Опубликовано в журнале НЛО, номер 3, 2017
Петрова А. Аппендикс: Роман
М.: Новое литературное обозрение, 2016. — 832 с.
Роман Александры Петровой «Аппендикс» относится к тому типу на первый взгляд неочевидной, но мастерской игры с различными элементами модернистских стратегий, который основывается на разноплановом рафинировании модернистского же канона (не путать с «игрой со словом», наличие которой совершенно справедливо отмечалось в печати)[1]. Если осуществить недопустимый гносеологический жест и исключить «игру» как фактор, необходимый для понимания, абстрагировавшись от сферы ее всепроницающего осуществления, мы увидим некое рутинное прозаическое письмо, укладывающееся в добросовестно воспринятый канон «работы с материалом» («обработки», «шлифования» и т.д.). Объект и одновременно процесс этой писательской работы — то автобиографический пассаж, сопряженный с зачастую исповедальным психологизмом, то почти дневниковое отображение повседневности, то рассуждение о жизненном опыте, связанное с философскими выкладками, и все это по ходу романа будто извлекается из тяжелых полуокаменевших залежей и подвергается в буквальном смысле тщательной обработке.

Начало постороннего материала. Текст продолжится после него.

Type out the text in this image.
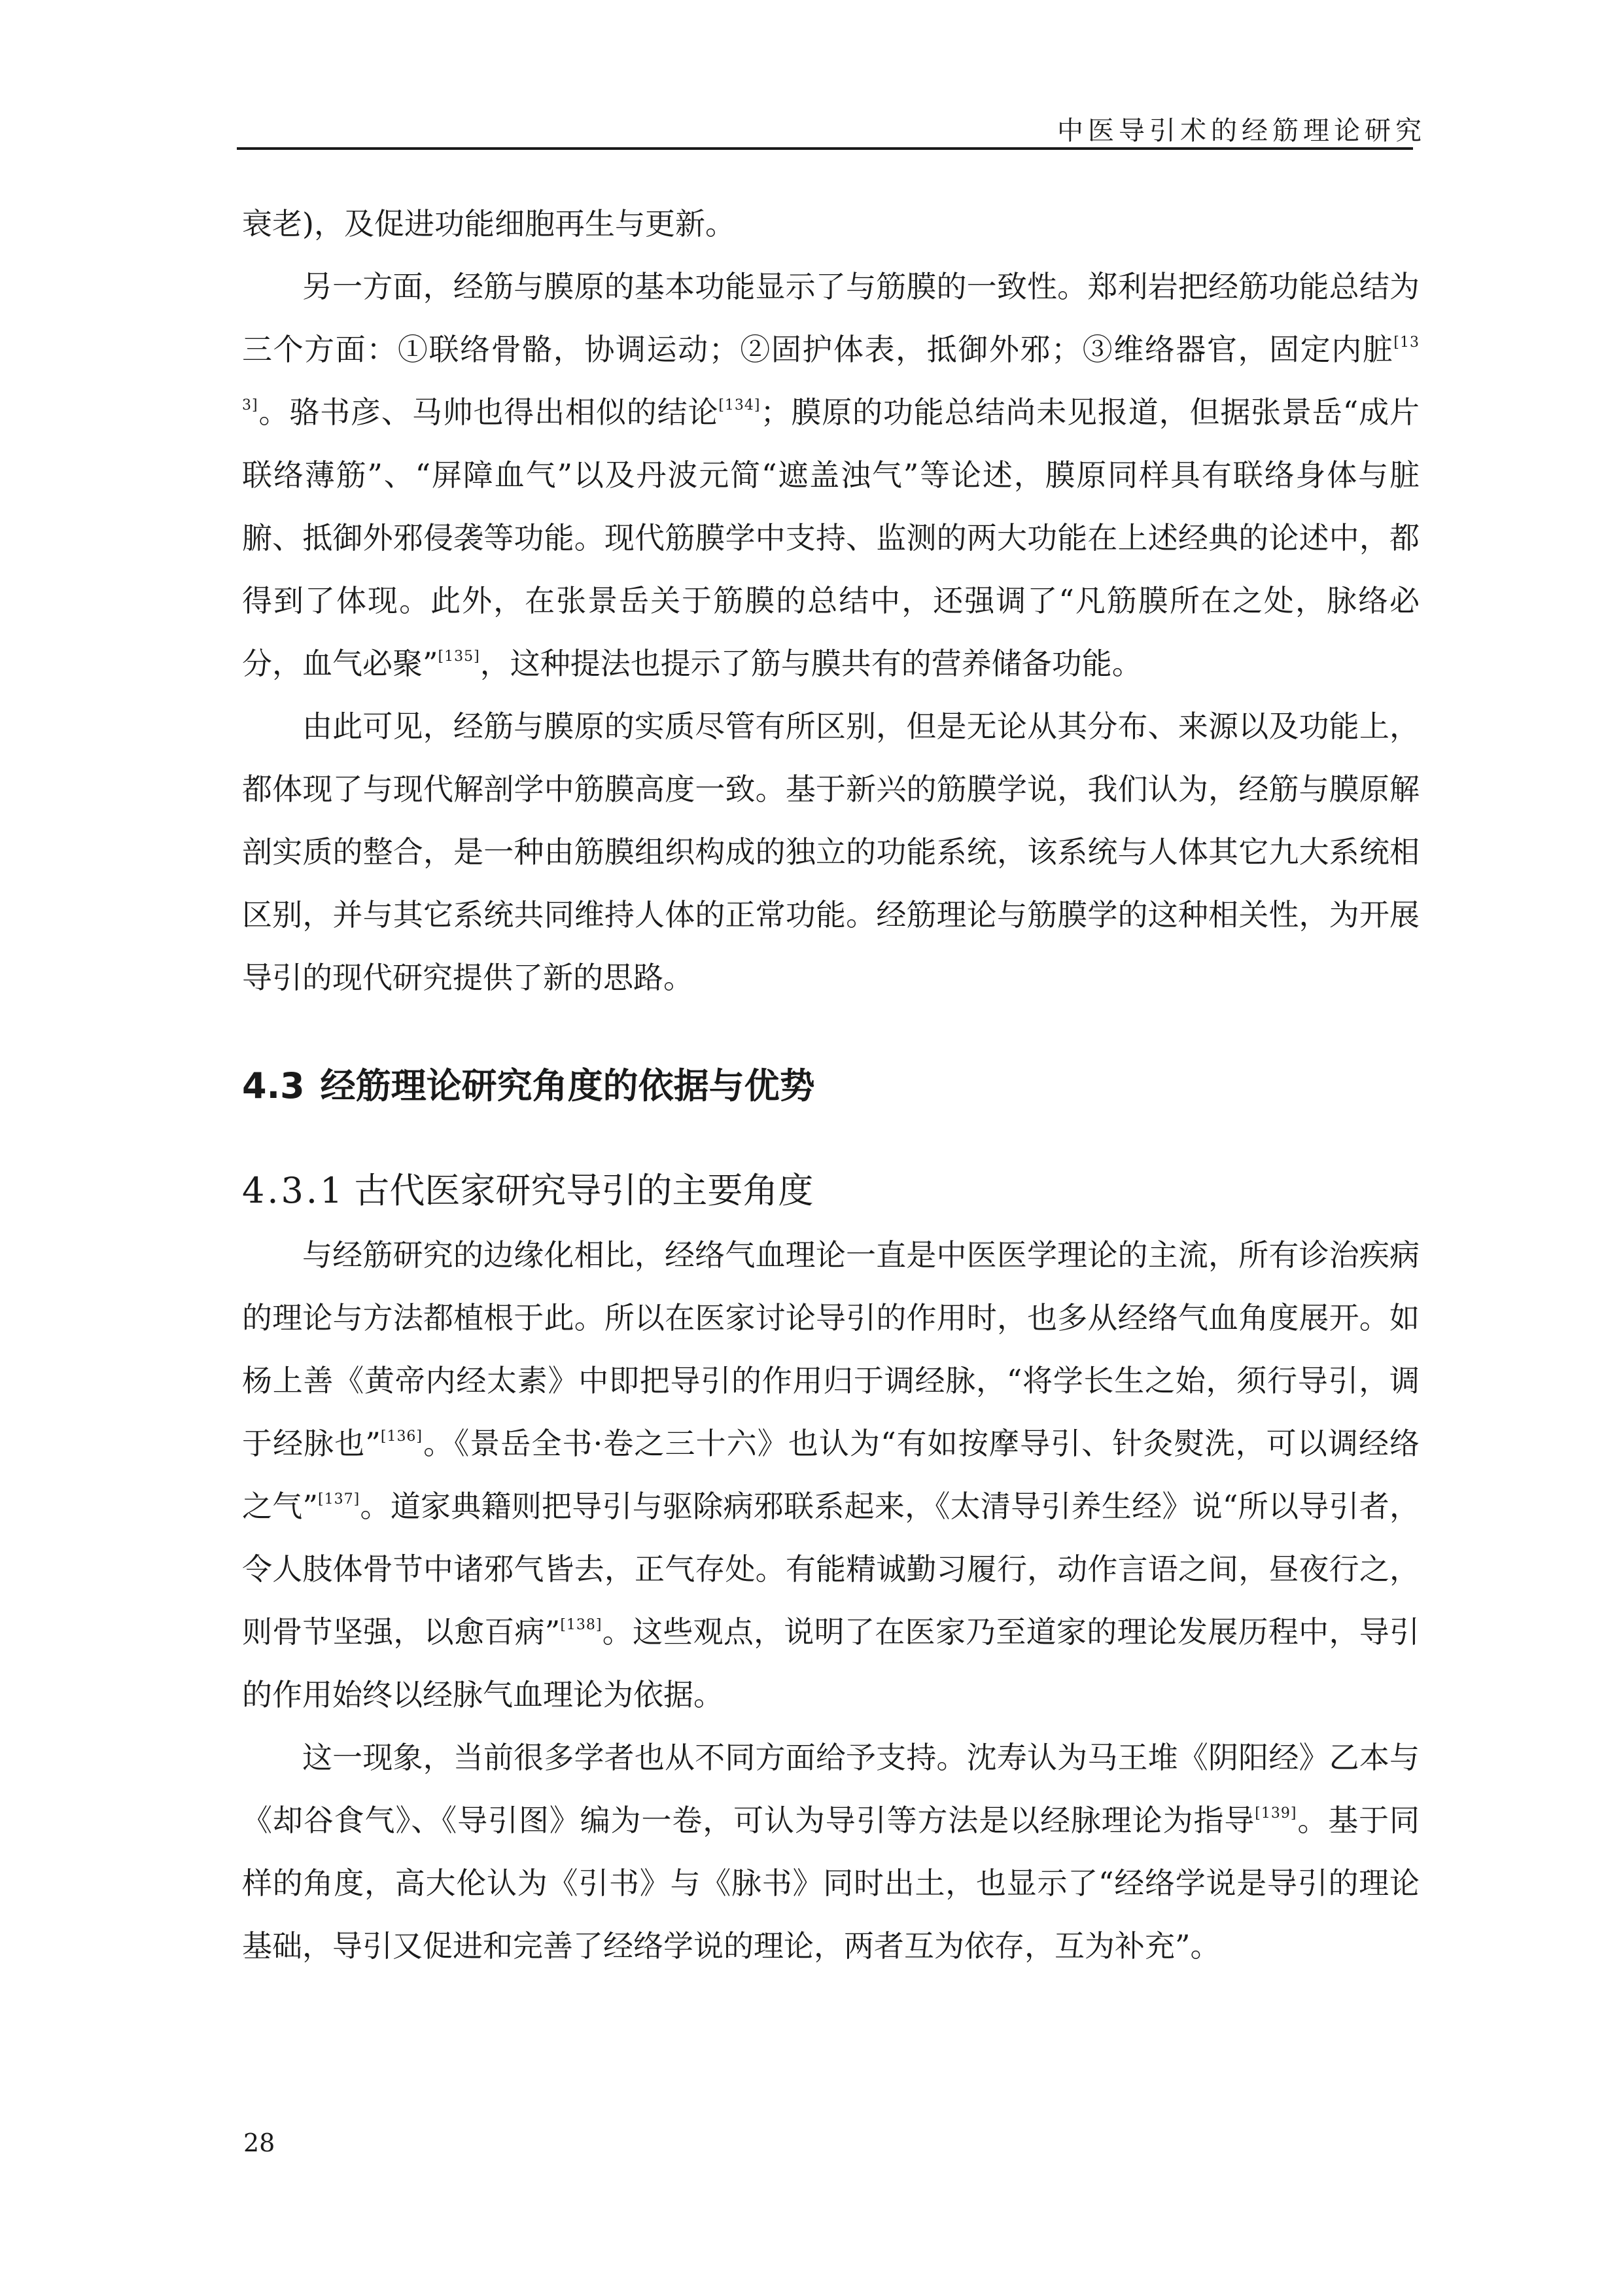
中医导引术的经筋理论研究

衰老)，及促进功能细胞再生与更新。

另一方面，经筋与膜原的基本功能显示了与筋膜的一致性。郑利岩把经筋功能总结为三个方面：①联络骨骼，协调运动；②固护体表，抵御外邪；③维络器官，固定内脏[133]。骆书彦、马帅也得出相似的结论[134]；膜原的功能总结尚未见报道，但据张景岳“成片联络薄筋”、“屏障血气”以及丹波元简“遮盖浊气”等论述，膜原同样具有联络身体与脏腑、抵御外邪侵袭等功能。现代筋膜学中支持、监测的两大功能在上述经典的论述中，都得到了体现。此外，在张景岳关于筋膜的总结中，还强调了“凡筋膜所在之处，脉络必分，血气必聚”[135]，这种提法也提示了筋与膜共有的营养储备功能。

由此可见，经筋与膜原的实质尽管有所区别，但是无论从其分布、来源以及功能上，都体现了与现代解剖学中筋膜高度一致。基于新兴的筋膜学说，我们认为，经筋与膜原解剖实质的整合，是一种由筋膜组织构成的独立的功能系统，该系统与人体其它九大系统相区别，并与其它系统共同维持人体的正常功能。经筋理论与筋膜学的这种相关性，为开展导引的现代研究提供了新的思路。

4.3 经筋理论研究角度的依据与优势
4.3.1 古代医家研究导引的主要角度

与经筋研究的边缘化相比，经络气血理论一直是中医医学理论的主流，所有诊治疾病的理论与方法都植根于此。所以在医家讨论导引的作用时，也多从经络气血角度展开。如杨上善《黄帝内经太素》中即把导引的作用归于调经脉，“将学长生之始，须行导引，调于经脉也”[136]。《景岳全书·卷之三十六》也认为“有如按摩导引、针灸熨洗，可以调经络之气”[137]。道家典籍则把导引与驱除病邪联系起来，《太清导引养生经》说“所以导引者，令人肢体骨节中诸邪气皆去，正气存处。有能精诚勤习履行，动作言语之间，昼夜行之，则骨节坚强，以愈百病”[138]。这些观点，说明了在医家乃至道家的理论发展历程中，导引的作用始终以经脉气血理论为依据。

这一现象，当前很多学者也从不同方面给予支持。沈寿认为马王堆《阴阳经》乙本与《却谷食气》、《导引图》编为一卷，可认为导引等方法是以经脉理论为指导[139]。基于同样的角度，高大伦认为《引书》与《脉书》同时出土，也显示了“经络学说是导引的理论基础，导引又促进和完善了经络学说的理论，两者互为依存，互为补充”。

28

Безусловно, при первом прочтении можно увидеть только внешние проявления этого во всех смыслах пыльного труда, однако самим текстом, кажется, подразумеваются определенные способы его интерпретации, лишь отчасти связанные с «прямым взглядом», соблазн поддаваться которому возникает в читателе всякий раз как зеркальное отражение авторской прямоты при декларативном вводе в текст ключевых — и зачастую слишком рассудочно-обоснованных — элементов концепции романа. При этом некоторый схематизм таких «деклараций о намерениях», как правило, сопряжен с разноплановостью высказывания, их оформляющего: так создается впечатление ощутимой смысловой плотности, степень которой явственно ослабевает в иных частях текста, напрямую не связанных с постулированием концепции. Так, ключевая и сквозная метафора повествования, отображенная в заглавии романа, предъявлена вкупе со схематичным описанием большинства движений души того «я», которое будет говорить с читателем во всем тексте романа:
В сумочке моего аппендикса как раз и были сложены материалы для изготовления летательных аппаратов, там было мое приданое. Силой заключенных в ней вещей мне передавалось знание, что вовсе не всегда обязательно, чтобы в двенадцать ночи звучал гимн, что где-то не нужно вежливо проситься выйти из-за стола или ограничивать лето лишь тремя, да и то относительно, месяцами. Да и никаких месяцев в том мире не было, то есть даже иногда один какой-нибудь мог и быть, но как имацясем, или как мессссяц, или как змея. Но вот теперь мое святая святых, мой трамплин, мой фонарик выставили в банке на всеобщее обозрение. Моя сила отныне тайно пребывала в анонимном музее и мне не принадлежала. Аппендикс был мой, бусины и страницы из сказок братьев Гримм внутри него были моими, но я теперь не имела на них права. Прошлая жизнь была бесповоротно отрезана [Петрова 2016: 12—13].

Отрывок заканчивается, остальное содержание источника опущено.